I was shocked. Completely, utterly and totally shocked. No one had ever spoken such nice words to me - granted she was yelling and calling me pathetic - , but still no one had ever tried to encourage me to change...to be better. For the first time in my life, I actually felt like I mattered. Even just a little bit. I turned away from the edge of the cliff to look at my somewhat of a saviour. She was much taller than me, with long toned legs and a thin frame. Her mass of rainbow colored blonde hair shocked me for a moment, before I was drawn to her eyes once more; I could see such passion and determination, and could feel some of it transferring to me.

“Thank you, that really means alot to me.” she stared at me hard for a moment, then around and began walking away from me. I sighed. “So much for finding a friend.”

She stopped abruptly then turned around to face me. “A word of advice, no one can make you feel inferior without your consent. Come find me if you’re ready for a change.” She continued walking, not even bothering to give me some sort of explanation.

*

“I’m home!” I called out to no one in particular. As expected I was met with only a silent house.

I locked the front door before I made my way upstairs.
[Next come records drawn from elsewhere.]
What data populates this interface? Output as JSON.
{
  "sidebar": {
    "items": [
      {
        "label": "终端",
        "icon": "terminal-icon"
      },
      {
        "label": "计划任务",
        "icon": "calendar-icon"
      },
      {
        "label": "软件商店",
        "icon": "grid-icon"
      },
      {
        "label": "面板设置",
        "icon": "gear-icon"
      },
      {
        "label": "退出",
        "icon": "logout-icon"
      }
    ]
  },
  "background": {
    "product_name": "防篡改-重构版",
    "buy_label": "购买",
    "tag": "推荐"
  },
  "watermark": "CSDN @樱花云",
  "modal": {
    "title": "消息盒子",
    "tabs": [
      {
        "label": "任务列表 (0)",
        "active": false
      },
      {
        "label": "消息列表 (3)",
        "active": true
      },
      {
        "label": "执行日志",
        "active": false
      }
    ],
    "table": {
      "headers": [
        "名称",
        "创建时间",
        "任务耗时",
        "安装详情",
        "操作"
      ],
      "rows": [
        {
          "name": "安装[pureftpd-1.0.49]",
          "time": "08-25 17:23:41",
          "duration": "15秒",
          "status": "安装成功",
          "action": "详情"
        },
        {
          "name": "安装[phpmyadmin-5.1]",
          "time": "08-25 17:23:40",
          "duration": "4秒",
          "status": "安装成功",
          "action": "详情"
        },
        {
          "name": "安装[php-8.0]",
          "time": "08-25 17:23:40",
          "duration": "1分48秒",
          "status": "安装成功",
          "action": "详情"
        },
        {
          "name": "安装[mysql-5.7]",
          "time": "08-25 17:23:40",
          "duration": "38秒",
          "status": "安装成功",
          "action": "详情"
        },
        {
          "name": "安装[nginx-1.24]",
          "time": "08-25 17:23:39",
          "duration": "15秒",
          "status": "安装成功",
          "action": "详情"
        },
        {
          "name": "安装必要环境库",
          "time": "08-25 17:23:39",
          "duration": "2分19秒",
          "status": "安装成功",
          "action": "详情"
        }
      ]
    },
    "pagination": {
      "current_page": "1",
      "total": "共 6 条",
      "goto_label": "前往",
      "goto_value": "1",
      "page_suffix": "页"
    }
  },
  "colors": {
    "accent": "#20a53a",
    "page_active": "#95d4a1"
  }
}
I opened the door to my lavender room and immediately felt calm. I tossed my bag on my bed and soon followed it as I fell back onto my bed. I heard a loud creak of protest from the bed and merely sighed as I readjusted myself on the bed. For what seemed like hours I simply stared at my ceiling thinking back to my day. That girl from the cliff...Why had she chosen to speak to me? Most people avoided me; I couldn’t count on both my hands and feet the number of people who would have just watched with glee as I prepared to jump and end the torture known as my life. I continued to think about what she had said even as night fell; her words were like an annoying pop song that got stuck in your head.

Finally, I decided now would be a good time to make dinner. I tied my dark brown hair into a ponytail and made my way downstairs. It was already quarter to ten and my mother still wasn’t home; but that was to be expected. Since my father left when I was ten, my mother had turned into a workaholic; at first she said it was so she would be able to take care of me, but then she just become addicted to working. I suppose it was her way of coping with the separation so I didn’t hold it against her. I was staring at my dinner once again, with no intention of eating it. I loved to cook, so often times it was just a way to relieve stress rather than for eating. I placed the food in the fridge and went back upstairs to get ready for bed.

*

Another morning had come which translated into another day of torture. The only good thing about today was that it was the last day of this school year. My mother never came to wake me up so I assumed she had already left for work. I dragged myself out of bed and began to get ready. After a quick shower I picked out a pair of baggy jeans, a loose T-shirt and a pair of converse to wear.